Operating in relative stealth mode until now (aside from winning Best Fintech Startup at the Pioneers Festival in Vienna), Pleo consists of the Pleo Mastercard — a prepaid card that can be charged up and handed out to employees, either physically or virtually — but, powered by Pleo’s backend system and app, the card is somewhat intelligent, promising to categorise spending automatically as well as capture any receipts associated with each transaction.
I’m told that, after completing the on-boarding process, including anti-money laundering checks, it only takes a few clicks to begin issuing cards to employees. Each Pleo user can have different spending rights, such as ‘per transaction’ or weekly/monthly limits, with these permissions controlled and monitored via a central Pleo company dashboard. Transactions are updated in realtime. The prepaid element also means no waiting to be reimbursed and less waiting for approval, which is bound to be welcomed by employees.
And like similar solutions, the platform is able to export data to a company’s accounting system, which has the potential to drastically reduce admin and issues related to tracking expenditure and accounting compliance.
“The company credit card has not changed in the past 25 years. It takes several weeks to get one and due to its fixed spending limit and delayed data it involves a lot of trust to offer it to an employee. Most smaller businesses therefore only care to give away very few cards,” says Pleo co-founder and CEO Jeppe Rindom, explaining the problem the London and Copenhagen startup is setting out to solve.
“Every business has developed its own work around. Cards are being shared or employees are asked to pay out of pocket. But all of this creates friction, employees are feeling disempowered and there is a lot of added complexity to the administration. Financial managers report that up to 50 per cent of their monthly transactions are unknown,” he adds.

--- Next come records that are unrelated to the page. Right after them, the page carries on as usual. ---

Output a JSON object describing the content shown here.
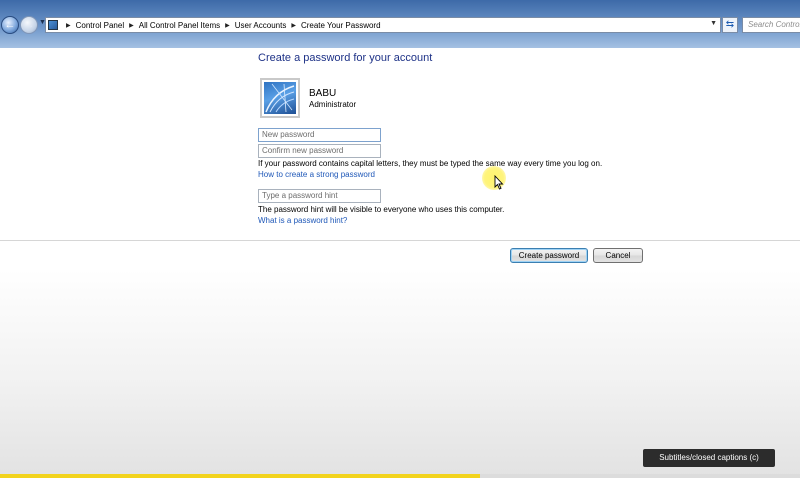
{
  "address_bar": {
    "breadcrumbs": [
      "Control Panel",
      "All Control Panel Items",
      "User Accounts",
      "Create Your Password"
    ],
    "search_placeholder": "Search Control Panel"
  },
  "page": {
    "title": "Create a password for your account"
  },
  "user": {
    "name": "BABU",
    "role": "Administrator"
  },
  "form": {
    "new_password_placeholder": "New password",
    "confirm_password_placeholder": "Confirm new password",
    "caps_note": "If your password contains capital letters, they must be typed the same way every time you log on.",
    "strong_password_link": "How to create a strong password",
    "hint_placeholder": "Type a password hint",
    "hint_note": "The password hint will be visible to everyone who uses this computer.",
    "hint_link": "What is a password hint?"
  },
  "buttons": {
    "create": "Create password",
    "cancel": "Cancel"
  },
  "video": {
    "caption_tooltip": "Subtitles/closed captions (c)",
    "progress_fraction": 0.6,
    "progress_color": "#f2d31c"
  },
  "colors": {
    "title": "#1e3287",
    "link": "#1f58b8"
  },
  "icons": [
    "back-arrow-icon",
    "forward-arrow-icon",
    "control-panel-icon",
    "refresh-icon",
    "user-avatar-icon",
    "cursor-icon"
  ]
}
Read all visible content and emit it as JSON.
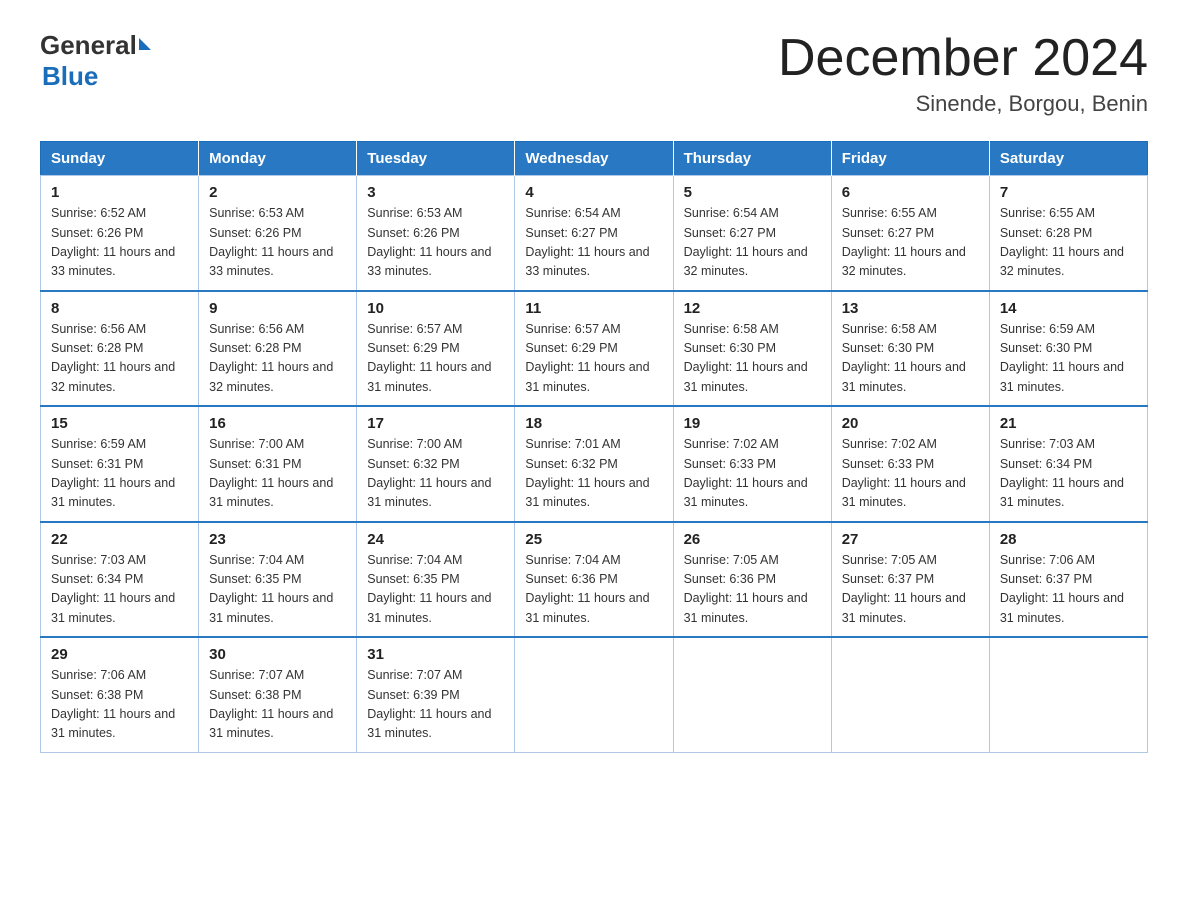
{
  "logo": {
    "general": "General",
    "blue": "Blue"
  },
  "title": "December 2024",
  "subtitle": "Sinende, Borgou, Benin",
  "weekdays": [
    "Sunday",
    "Monday",
    "Tuesday",
    "Wednesday",
    "Thursday",
    "Friday",
    "Saturday"
  ],
  "weeks": [
    [
      {
        "day": "1",
        "sunrise": "6:52 AM",
        "sunset": "6:26 PM",
        "daylight": "11 hours and 33 minutes."
      },
      {
        "day": "2",
        "sunrise": "6:53 AM",
        "sunset": "6:26 PM",
        "daylight": "11 hours and 33 minutes."
      },
      {
        "day": "3",
        "sunrise": "6:53 AM",
        "sunset": "6:26 PM",
        "daylight": "11 hours and 33 minutes."
      },
      {
        "day": "4",
        "sunrise": "6:54 AM",
        "sunset": "6:27 PM",
        "daylight": "11 hours and 33 minutes."
      },
      {
        "day": "5",
        "sunrise": "6:54 AM",
        "sunset": "6:27 PM",
        "daylight": "11 hours and 32 minutes."
      },
      {
        "day": "6",
        "sunrise": "6:55 AM",
        "sunset": "6:27 PM",
        "daylight": "11 hours and 32 minutes."
      },
      {
        "day": "7",
        "sunrise": "6:55 AM",
        "sunset": "6:28 PM",
        "daylight": "11 hours and 32 minutes."
      }
    ],
    [
      {
        "day": "8",
        "sunrise": "6:56 AM",
        "sunset": "6:28 PM",
        "daylight": "11 hours and 32 minutes."
      },
      {
        "day": "9",
        "sunrise": "6:56 AM",
        "sunset": "6:28 PM",
        "daylight": "11 hours and 32 minutes."
      },
      {
        "day": "10",
        "sunrise": "6:57 AM",
        "sunset": "6:29 PM",
        "daylight": "11 hours and 31 minutes."
      },
      {
        "day": "11",
        "sunrise": "6:57 AM",
        "sunset": "6:29 PM",
        "daylight": "11 hours and 31 minutes."
      },
      {
        "day": "12",
        "sunrise": "6:58 AM",
        "sunset": "6:30 PM",
        "daylight": "11 hours and 31 minutes."
      },
      {
        "day": "13",
        "sunrise": "6:58 AM",
        "sunset": "6:30 PM",
        "daylight": "11 hours and 31 minutes."
      },
      {
        "day": "14",
        "sunrise": "6:59 AM",
        "sunset": "6:30 PM",
        "daylight": "11 hours and 31 minutes."
      }
    ],
    [
      {
        "day": "15",
        "sunrise": "6:59 AM",
        "sunset": "6:31 PM",
        "daylight": "11 hours and 31 minutes."
      },
      {
        "day": "16",
        "sunrise": "7:00 AM",
        "sunset": "6:31 PM",
        "daylight": "11 hours and 31 minutes."
      },
      {
        "day": "17",
        "sunrise": "7:00 AM",
        "sunset": "6:32 PM",
        "daylight": "11 hours and 31 minutes."
      },
      {
        "day": "18",
        "sunrise": "7:01 AM",
        "sunset": "6:32 PM",
        "daylight": "11 hours and 31 minutes."
      },
      {
        "day": "19",
        "sunrise": "7:02 AM",
        "sunset": "6:33 PM",
        "daylight": "11 hours and 31 minutes."
      },
      {
        "day": "20",
        "sunrise": "7:02 AM",
        "sunset": "6:33 PM",
        "daylight": "11 hours and 31 minutes."
      },
      {
        "day": "21",
        "sunrise": "7:03 AM",
        "sunset": "6:34 PM",
        "daylight": "11 hours and 31 minutes."
      }
    ],
    [
      {
        "day": "22",
        "sunrise": "7:03 AM",
        "sunset": "6:34 PM",
        "daylight": "11 hours and 31 minutes."
      },
      {
        "day": "23",
        "sunrise": "7:04 AM",
        "sunset": "6:35 PM",
        "daylight": "11 hours and 31 minutes."
      },
      {
        "day": "24",
        "sunrise": "7:04 AM",
        "sunset": "6:35 PM",
        "daylight": "11 hours and 31 minutes."
      },
      {
        "day": "25",
        "sunrise": "7:04 AM",
        "sunset": "6:36 PM",
        "daylight": "11 hours and 31 minutes."
      },
      {
        "day": "26",
        "sunrise": "7:05 AM",
        "sunset": "6:36 PM",
        "daylight": "11 hours and 31 minutes."
      },
      {
        "day": "27",
        "sunrise": "7:05 AM",
        "sunset": "6:37 PM",
        "daylight": "11 hours and 31 minutes."
      },
      {
        "day": "28",
        "sunrise": "7:06 AM",
        "sunset": "6:37 PM",
        "daylight": "11 hours and 31 minutes."
      }
    ],
    [
      {
        "day": "29",
        "sunrise": "7:06 AM",
        "sunset": "6:38 PM",
        "daylight": "11 hours and 31 minutes."
      },
      {
        "day": "30",
        "sunrise": "7:07 AM",
        "sunset": "6:38 PM",
        "daylight": "11 hours and 31 minutes."
      },
      {
        "day": "31",
        "sunrise": "7:07 AM",
        "sunset": "6:39 PM",
        "daylight": "11 hours and 31 minutes."
      },
      null,
      null,
      null,
      null
    ]
  ]
}
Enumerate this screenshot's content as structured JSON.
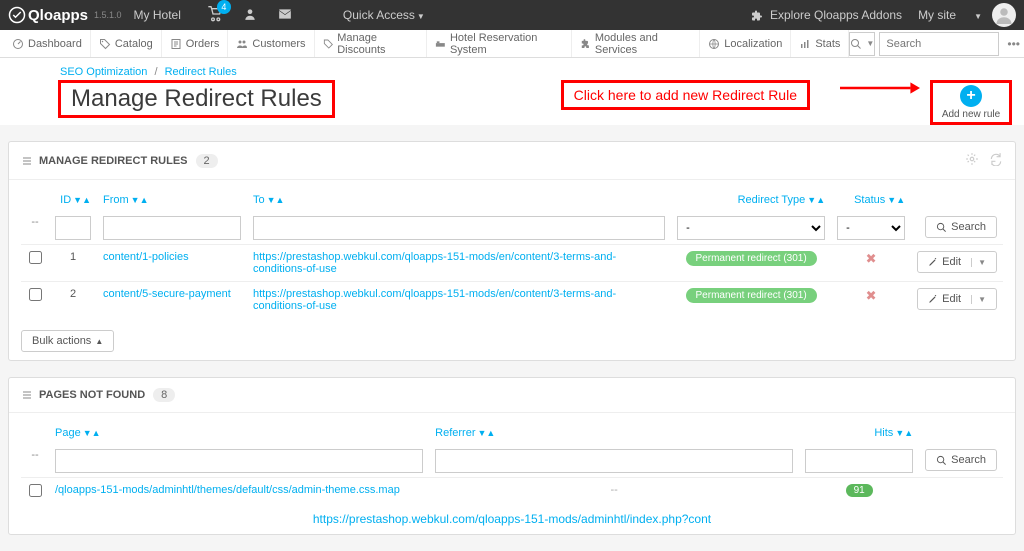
{
  "topbar": {
    "brand": "Qloapps",
    "version": "1.5.1.0",
    "my_hotel": "My Hotel",
    "cart_badge": "4",
    "quick_access": "Quick Access",
    "addons": "Explore Qloapps Addons",
    "my_site": "My site"
  },
  "nav": {
    "dashboard": "Dashboard",
    "catalog": "Catalog",
    "orders": "Orders",
    "customers": "Customers",
    "discounts": "Manage Discounts",
    "hrs": "Hotel Reservation System",
    "modules": "Modules and Services",
    "localization": "Localization",
    "stats": "Stats",
    "search_placeholder": "Search"
  },
  "breadcrumb": {
    "a": "SEO Optimization",
    "b": "Redirect Rules"
  },
  "page_title": "Manage Redirect Rules",
  "callout": "Click here to add new Redirect Rule",
  "add_label": "Add new rule",
  "panel1": {
    "title": "MANAGE REDIRECT RULES",
    "count": "2",
    "cols": {
      "id": "ID",
      "from": "From",
      "to": "To",
      "type": "Redirect Type",
      "status": "Status"
    },
    "filter_type_default": "-",
    "filter_status_default": "-",
    "search_btn": "Search",
    "rows": [
      {
        "id": "1",
        "from": "content/1-policies",
        "to": "https://prestashop.webkul.com/qloapps-151-mods/en/content/3-terms-and-conditions-of-use",
        "type": "Permanent redirect (301)",
        "edit": "Edit"
      },
      {
        "id": "2",
        "from": "content/5-secure-payment",
        "to": "https://prestashop.webkul.com/qloapps-151-mods/en/content/3-terms-and-conditions-of-use",
        "type": "Permanent redirect (301)",
        "edit": "Edit"
      }
    ],
    "bulk": "Bulk actions"
  },
  "panel2": {
    "title": "PAGES NOT FOUND",
    "count": "8",
    "cols": {
      "page": "Page",
      "referrer": "Referrer",
      "hits": "Hits"
    },
    "search_btn": "Search",
    "rows": [
      {
        "page": "/qloapps-151-mods/adminhtl/themes/default/css/admin-theme.css.map",
        "referrer": "--",
        "hits": "91"
      }
    ],
    "cut_url": "https://prestashop.webkul.com/qloapps-151-mods/adminhtl/index.php?cont"
  }
}
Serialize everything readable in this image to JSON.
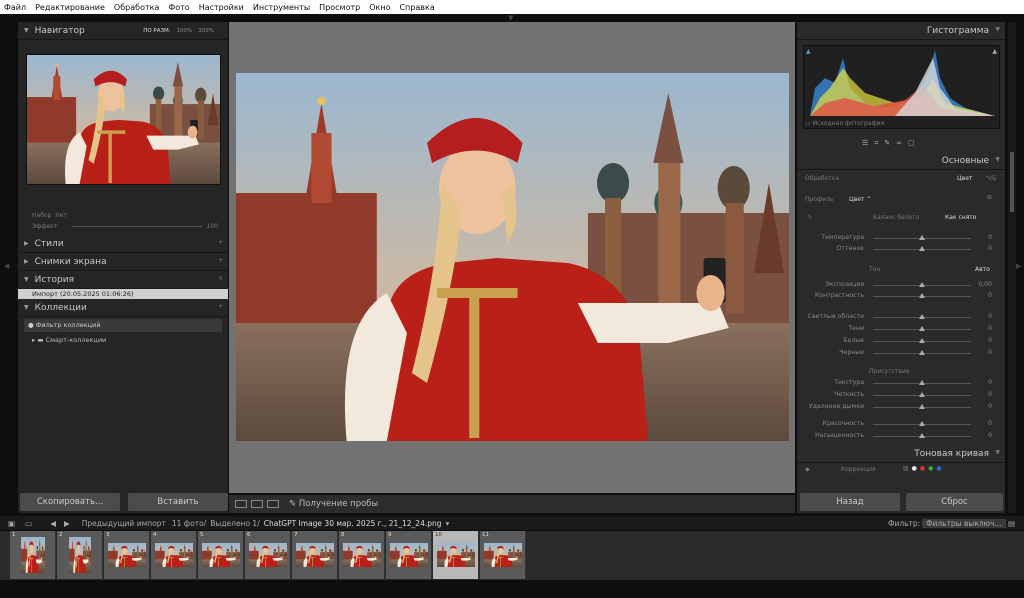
{
  "menu": [
    "Файл",
    "Редактирование",
    "Обработка",
    "Фото",
    "Настройки",
    "Инструменты",
    "Просмотр",
    "Окно",
    "Справка"
  ],
  "left": {
    "navigator": {
      "title": "Навигатор",
      "zoom": [
        "ПО РАЗМ.",
        "100%",
        "300%"
      ]
    },
    "preset": {
      "name_label": "Набор",
      "name_value": "Нет",
      "effect_label": "Эффект",
      "effect_value": "100"
    },
    "styles": "Стили",
    "snapshots": "Снимки экрана",
    "history": "История",
    "history_item": "Импорт (20.05.2025 01:06:26)",
    "collections": "Коллекции",
    "collection_filter": "Фильтр коллекций",
    "smart_collections": "Смарт-коллекции",
    "copy": "Скопировать...",
    "paste": "Вставить"
  },
  "toolbar": {
    "label": "Получение пробы"
  },
  "right": {
    "histogram": "Гистограмма",
    "source": "Исходная фотография",
    "basic": "Основные",
    "treatment": "Обработка",
    "color": "Цвет",
    "bw": "Ч/Б",
    "profile": "Профиль",
    "profile_value": "Цвет",
    "wb": "Баланс белого",
    "wb_value": "Как снято",
    "temp": "Температура",
    "tint": "Оттенок",
    "tone": "Тон",
    "auto": "Авто",
    "exposure": "Экспозиция",
    "exposure_value": "0,00",
    "contrast": "Контрастность",
    "highlights": "Светлые области",
    "shadows": "Тени",
    "whites": "Белые",
    "blacks": "Черные",
    "presence": "Присутствие",
    "texture": "Текстура",
    "clarity": "Четкость",
    "dehaze": "Удаление дымки",
    "vibrance": "Красочность",
    "saturation": "Насыщенность",
    "zero": "0",
    "curve": "Тоновая кривая",
    "correction": "Коррекция",
    "back": "Назад",
    "reset": "Сброс"
  },
  "filmbar": {
    "prev": "Предыдущий импорт",
    "count": "11 фото/",
    "selected": "Выделено 1/",
    "file": "ChatGPT Image 30 мар. 2025 г., 21_12_24.png",
    "filter_label": "Фильтр:",
    "filter_value": "Фильтры выключ..."
  },
  "film": [
    "1",
    "2",
    "3",
    "4",
    "5",
    "6",
    "7",
    "8",
    "9",
    "10",
    "11"
  ]
}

Pleo’s specific solution came after the realisation by Rindom and the company’s other co-founder Niccolo Perra realised that a ‘card only’ product wouldn’t cut it and nor would yet another expenses app. “No matter how pretty and smart your expense app is, it just cannot tell you who borrowed your card 12 months ago and now the annual subscription renewed,” he says.
To that end, Pleo is currently targeting businesses with up to 100 employees in the UK and Denmark and is opening up its Beta today. Once the free beta ends, the startup plans to charge a fixed priced monthly subscription, which sees users get a virtual and plastic card and the Pleo app.
As for how Pleo’s so-called AI tech actually works to do all the claimed receipt capturing and categorisation automation, Rindom had this to say:
For online purchases, our algorithm will monitor your inbox for incoming receipts and see if we can recognize it and pair it to the transaction data we already have on file. If you are in a small café, we will push a notification to your phone. From there you scan the receipt with your camera and then you’re done.
Categorisations are more complicated than you think. In many cases, we can guess it by knowing the merchant category, but not always. A $150 transaction from a hotel can be a hotel room categorized as ‘travel’ BUT it could also be a dinner you had with 2 colleagues, which should be labelled ‘Meals’.
In those situations, we use machine learning. A lot of different parameters goes into the equation such as ‘time of the day’, ‘amount’, ‘calendar information’, ‘previous behavior of the user’ etc. and then we come up with the best guess.
We also use machine learning to understand what ‘ordinary spend behavior’ looks like and what may be ‘out of the ordinary spend behavior’ or even fraud. The journey we’re on is finally saying goodbye to ‘expense policies’, ‘expense reporting’ and ‘control’.